Electronic Structure and Scaling of Coulomb Defects in Carbon Nanotubes from Modified H\"uckel Calculations

TL;DR

This study uses modified Hückel calculations to analyze Coulomb defect states in carbon nanotubes, revealing how their binding energies scale with various physical parameters, thereby advancing understanding of doping mechanisms in nanoscale electronics.

Contribution

It introduces a scalable model for Coulomb defects in carbon nanotubes, incorporating empirical scaling laws based on physical parameters, which was previously challenging due to simulation size constraints.

Findings

Coulomb defect binding energies scale with distance, mass, permittivity, and charge.

Quantum well states may explain exciton band shifts in doped semiconductors.

The model provides insights into doping effects in nanoscale carbon nanotubes.

Abstract

Controlled doping and understanding its underlying microscopic mechanisms is crucial for advancement of nanoscale electronic technologies, especially in semiconducting single-wall carbon nanotubes (s-SWNTs), where adsorbed counterions are known to govern redox-doping levels.

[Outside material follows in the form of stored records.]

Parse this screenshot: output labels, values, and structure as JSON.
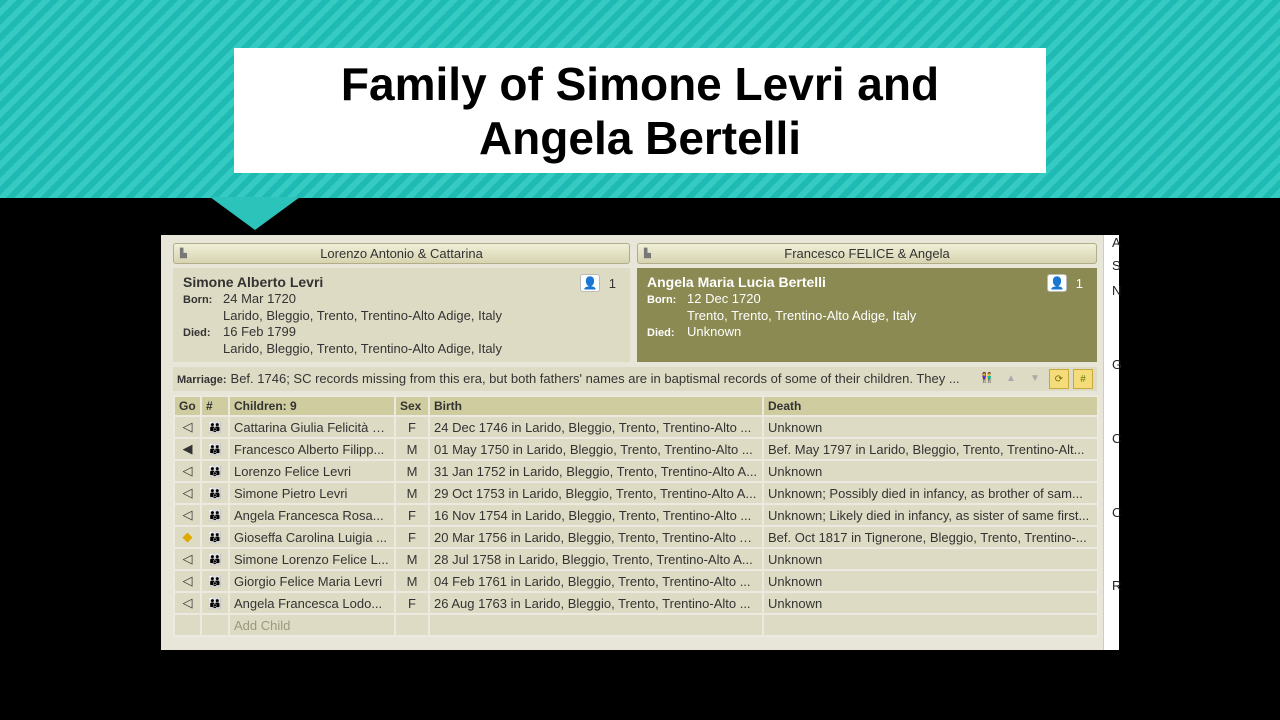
{
  "slide": {
    "title": "Family of Simone Levri and Angela Bertelli"
  },
  "husband": {
    "parents": "Lorenzo Antonio & Cattarina",
    "name": "Simone Alberto Levri",
    "born_label": "Born:",
    "born_date": "24 Mar 1720",
    "born_place": "Larido, Bleggio, Trento, Trentino-Alto Adige, Italy",
    "died_label": "Died:",
    "died_date": "16 Feb 1799",
    "died_place": "Larido, Bleggio, Trento, Trentino-Alto Adige, Italy",
    "media_count": "1"
  },
  "wife": {
    "parents": "Francesco FELICE & Angela",
    "name": "Angela Maria Lucia Bertelli",
    "born_label": "Born:",
    "born_date": "12 Dec 1720",
    "born_place": "Trento, Trento, Trentino-Alto Adige, Italy",
    "died_label": "Died:",
    "died_date": "Unknown",
    "media_count": "1"
  },
  "marriage": {
    "label": "Marriage:",
    "text": "Bef. 1746; SC records missing from this era, but both fathers' names are in baptismal records of some of their children. They ..."
  },
  "table": {
    "headers": [
      "Go",
      "#",
      "Children: 9",
      "Sex",
      "Birth",
      "Death"
    ],
    "rows": [
      {
        "go": "◁",
        "name": "Cattarina Giulia Felicità L...",
        "sex": "F",
        "birth": "24 Dec 1746 in Larido, Bleggio, Trento, Trentino-Alto ...",
        "death": "Unknown"
      },
      {
        "go": "◀",
        "name": "Francesco Alberto Filipp...",
        "sex": "M",
        "birth": "01 May 1750 in Larido, Bleggio, Trento, Trentino-Alto ...",
        "death": "Bef. May 1797 in Larido, Bleggio, Trento, Trentino-Alt..."
      },
      {
        "go": "◁",
        "name": "Lorenzo Felice Levri",
        "sex": "M",
        "birth": "31 Jan 1752 in Larido, Bleggio, Trento, Trentino-Alto A...",
        "death": "Unknown"
      },
      {
        "go": "◁",
        "name": "Simone Pietro Levri",
        "sex": "M",
        "birth": "29 Oct 1753 in Larido, Bleggio, Trento, Trentino-Alto A...",
        "death": "Unknown; Possibly died in infancy, as brother of sam..."
      },
      {
        "go": "◁",
        "name": "Angela Francesca Rosa...",
        "sex": "F",
        "birth": "16 Nov 1754 in Larido, Bleggio, Trento, Trentino-Alto ...",
        "death": "Unknown; Likely died in infancy, as sister of same first..."
      },
      {
        "go": "◆",
        "name": "Gioseffa Carolina Luigia ...",
        "sex": "F",
        "birth": "20 Mar 1756 in Larido, Bleggio, Trento, Trentino-Alto A...",
        "death": "Bef. Oct 1817 in Tignerone, Bleggio, Trento, Trentino-..."
      },
      {
        "go": "◁",
        "name": "Simone Lorenzo Felice L...",
        "sex": "M",
        "birth": "28 Jul 1758 in Larido, Bleggio, Trento, Trentino-Alto A...",
        "death": "Unknown"
      },
      {
        "go": "◁",
        "name": "Giorgio Felice Maria Levri",
        "sex": "M",
        "birth": "04 Feb 1761 in Larido, Bleggio, Trento, Trentino-Alto ...",
        "death": "Unknown"
      },
      {
        "go": "◁",
        "name": "Angela Francesca Lodo...",
        "sex": "F",
        "birth": "26 Aug 1763 in Larido, Bleggio, Trento, Trentino-Alto ...",
        "death": "Unknown"
      }
    ],
    "add_child": "Add Child"
  },
  "right_pane": [
    "A",
    "S",
    "N",
    "G",
    "C",
    "C",
    "R"
  ],
  "colors": {
    "banner": "#2cc3bb",
    "wife_bg": "#8a8a52",
    "panel_bg": "#dedbc4",
    "header_bg": "#cfcc9f",
    "highlight": "#f5dc7a"
  }
}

However, modeling the associated 'Coulomb defects' is challenging due to the need for large-scale simulations at low doping levels. Using modified H\"uckel calculations on 120 nm long s-SWNTs with adsorbed $\rm Cl^-$ ions, we study the scaling properties of shallow Coulomb defect states at the valence band edge and quantum well (QW) states in the conduction band. Interestingly, the QW states may underlie observed exciton band shifts of inhomogeneously doped semiconductors. Binding energies of Coulomb defects are found to scale with counterion distance, effective band mass, relative permittivity and counterion charge according to $d^{\alpha-2}m^{\alpha-1}\epsilon_r^{-\alpha}|z_j|^{\alpha}$, with $\alpha$ as an empirical parameter, deepening our understanding of s-SWNT doping.